Here’s a partial list of the predictions from the links post earlier today:
• Why Fed Is Unlikely to Have Third Round of Easing – El-Erian, CNBC
• Jobs malaise warrants easy policy: Fed officials – Reuters
• All eyes on Bernanke, but QE3 has sailed – MarketWatch
• The Fed’s summer of discontent – Barr, Fortune
• Fed’s Williams Says Banks Reluctant to Increase Lending – Bloomberg
• Breaking News! QE II is not ending! – A Dash of Insight
Now, for those of you forming your own opinion about what might come this summer or fall, all you really have to do is read what Mohamed El-Erian of Pimco has to say on the subject and take the opposing view, his mid-2009 call that stocks had hit a wall after experiencing a “sugar rush” being a market outlook that should have forever precluded him from offering his thoughts on this type of thing again.

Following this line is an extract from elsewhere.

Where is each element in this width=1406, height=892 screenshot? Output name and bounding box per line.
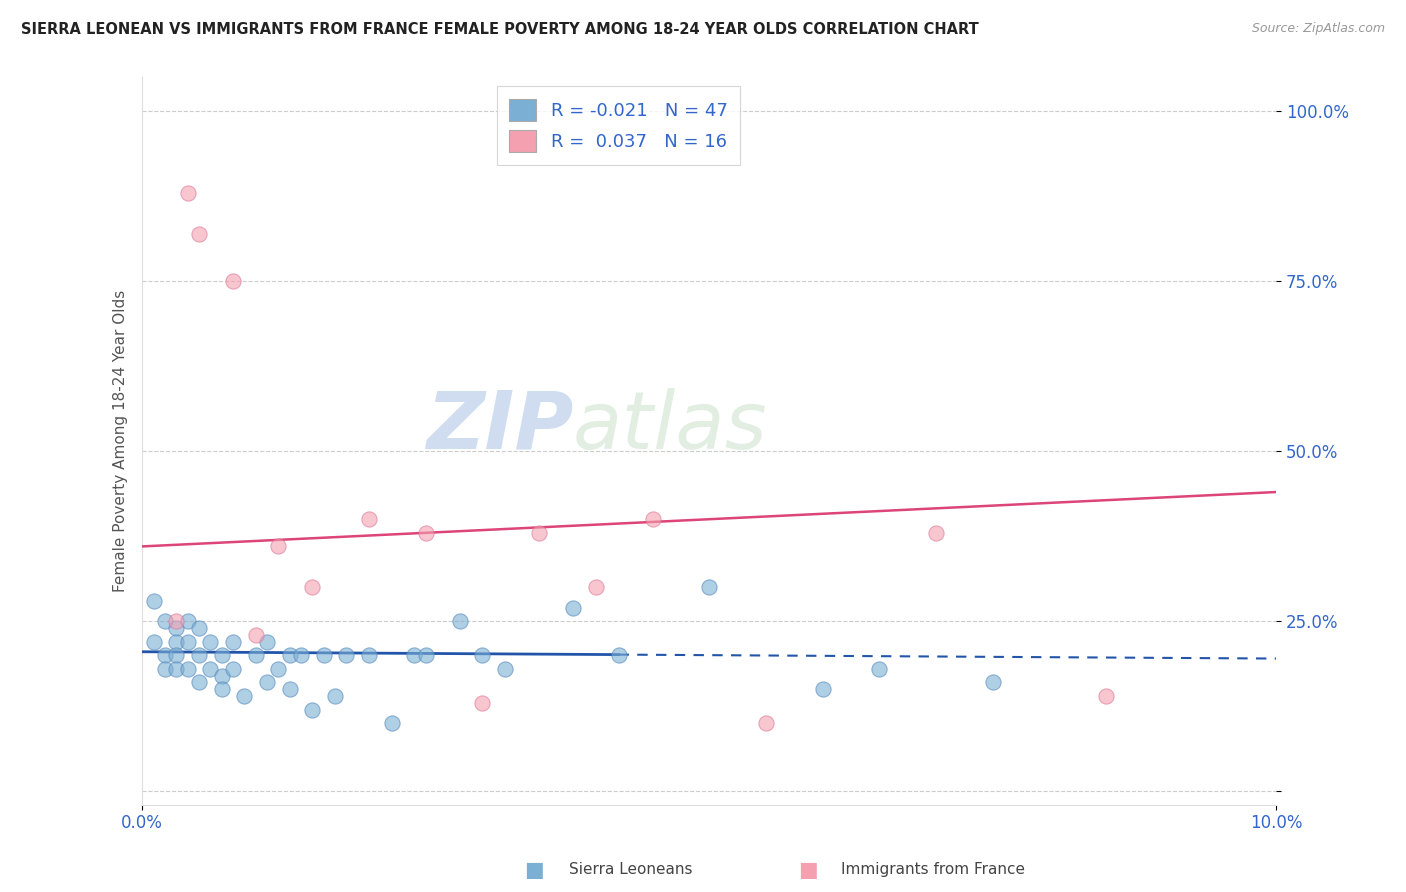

Colin Barr at Fortune seems to have a much better grasp on the situation, noting that if stocks and commodity prices fall as fast as they’ve risen recently, then we could see a “round trip” in prices that would remove the inflation bogeyman from the Fed’s decision making process:
This unpleasant round trip and Bernanke’s acute appreciation of central banking mistakes of the past are why the Fed will risk another round of political mudslinging to try to prop up the economy again. No one, after all, wants to be the guy who sat idly by as the economy slips into recession in a replay of 1937, however many stories about $5 gas that decision ultimately results in.
We’ll see… just because gas costs almost $4 a gallon today doesn’t mean that it’s going to stay there between now and the time that the Fed meets in Jackson, Wyoming in August.